Surrogate technology allows people to essentially do whatever they want through their robotic alter egos in perfect safety. A small number of people staunchly hold out on reservations where surrogacy is banned, but for the most part all feel satisfied with the new mode of living. No matter what may happen to a surrogate, its human user cannot be harmed.
Until now. An attack on two surrogates results in the simultaneous death of their owners, an unprecedented event. FBI agents Greer (Willis) and Peters (Radha Mitchell) investigate the case and soon find themselves delving into questions of ethics, quality of life, and humanity. Surrogates get illegally hijacked, and no one is who they appear to be.
I wanted to like this film. I appreciated the message that director Jonathan Mostow and his creative teamed were attempting to convey. Unfortunately, the moral got lost in muddle storytelling. At the end of the film I could string together which characters were doing what and their motivations -- but barely.

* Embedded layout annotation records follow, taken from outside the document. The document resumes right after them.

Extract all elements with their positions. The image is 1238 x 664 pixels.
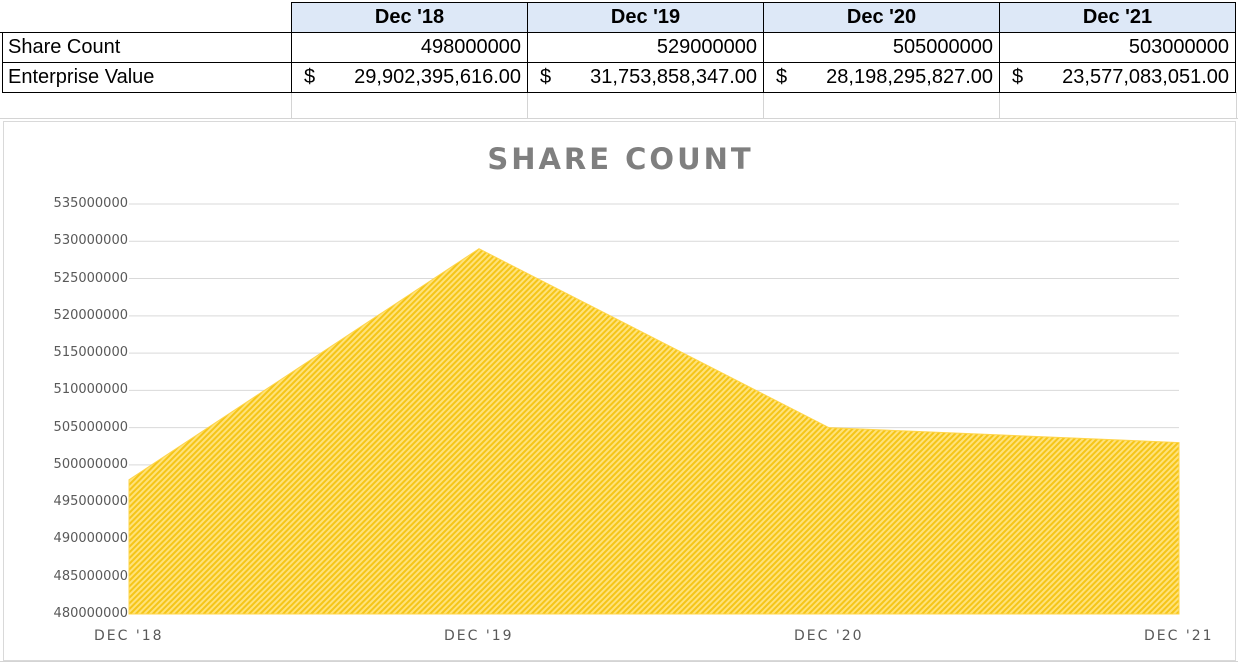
- grid-line: [763, 92, 764, 119]
- column-header-dec-20[interactable]: Dec '20: [763, 2, 1000, 33]
- grid-line: [0, 661, 1238, 662]
- y-tick-label: 515000000: [53, 345, 128, 361]
- y-tick-label: 485000000: [53, 568, 128, 584]
- enterprise-value-cell[interactable]: $31,753,858,347.00: [527, 62, 764, 93]
- chart-plot: [128, 203, 1180, 615]
- column-header-dec-19[interactable]: Dec '19: [527, 2, 764, 33]
- grid-line: [1236, 92, 1237, 119]
- enterprise-value-amount: 28,198,295,827.00: [826, 66, 993, 88]
- header-corner-cell[interactable]: [0, 2, 292, 33]
- grid-line: [527, 92, 528, 119]
- x-tick-label: DEC '20: [794, 628, 864, 644]
- y-tick-label: 510000000: [53, 382, 128, 398]
- share-count-cell[interactable]: 503000000: [999, 32, 1236, 63]
- share-count-cell[interactable]: 529000000: [527, 32, 764, 63]
- y-tick-label: 530000000: [53, 233, 128, 249]
- share-count-area[interactable]: [128, 248, 1180, 615]
- y-tick-label: 535000000: [53, 196, 128, 211]
- row-label-enterprise-value[interactable]: Enterprise Value: [2, 62, 292, 93]
- x-tick-label: DEC '21: [1144, 628, 1214, 644]
- y-tick-label: 500000000: [53, 456, 128, 472]
- grid-line: [999, 92, 1000, 119]
- grid-line: [291, 92, 292, 119]
- currency-symbol: $: [776, 66, 788, 88]
- y-tick-label: 520000000: [53, 307, 128, 323]
- currency-symbol: $: [1012, 66, 1024, 88]
- column-header-dec-21[interactable]: Dec '21: [999, 2, 1236, 33]
- chart-title: SHARE COUNT: [487, 142, 754, 176]
- enterprise-value-cell[interactable]: $28,198,295,827.00: [763, 62, 1000, 93]
- y-tick-label: 525000000: [53, 270, 128, 286]
- currency-symbol: $: [540, 66, 552, 88]
- row-label-share-count[interactable]: Share Count: [2, 32, 292, 63]
- currency-symbol: $: [304, 66, 316, 88]
- x-tick-label: DEC '18: [94, 628, 164, 644]
- enterprise-value-cell[interactable]: $29,902,395,616.00: [291, 62, 528, 93]
- enterprise-value-amount: 29,902,395,616.00: [354, 66, 521, 88]
- enterprise-value-cell[interactable]: $23,577,083,051.00: [999, 62, 1236, 93]
- x-tick-label: DEC '19: [444, 628, 514, 644]
- share-count-chart[interactable]: SHARE COUNT 535000000 530000000 525000000 5…: [3, 121, 1236, 661]
- column-header-dec-18[interactable]: Dec '18: [291, 2, 528, 33]
- enterprise-value-amount: 23,577,083,051.00: [1062, 66, 1229, 88]
- y-tick-label: 480000000: [53, 606, 128, 621]
- enterprise-value-amount: 31,753,858,347.00: [590, 66, 757, 88]
- share-count-cell[interactable]: 505000000: [763, 32, 1000, 63]
- grid-line: [0, 118, 1238, 119]
- share-count-cell[interactable]: 498000000: [291, 32, 528, 63]
- y-tick-label: 505000000: [53, 419, 128, 435]
- y-tick-label: 490000000: [53, 531, 128, 547]
- y-tick-label: 495000000: [53, 494, 128, 510]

Surrogates is not a complete loss, however. Bruce Willis is brilliant in his role as Greer, who must abandon his surrogate and venture out into the world as his aged, imperfect self for the first time in decades. I rented Surrogates expecting to see typical Bruce Willis shoot-’em-up fare, but instead I discovered a sensitive man grappling with his own humanity, mortality, and an increasingly distant wife (also beautifully played, with actress Rosamund Pike filling the role), not to mention a superficial and emotionally void culture. Also, the make-up artists did wonderful work in allow the same actors to portray their human characters and corresponding surrogates to great effect.
Sadly, however, the lovely acting delivered by Willis and Pike is obscured by confusing plot twists and poor writing. Also, Ving Rhames as the anti-surrogate human anarchist, The Prophet, seemed an awkward fit, while James Cromwell in the role of conflicted surrogate technology inventor Canter is very reminiscent of his appearance in I, Robot. There are glimmering elements of solid film-making in Surrogates, but in the end it was not enough to make me care about the characters or the should-have-been provocative questions at the movie’s core.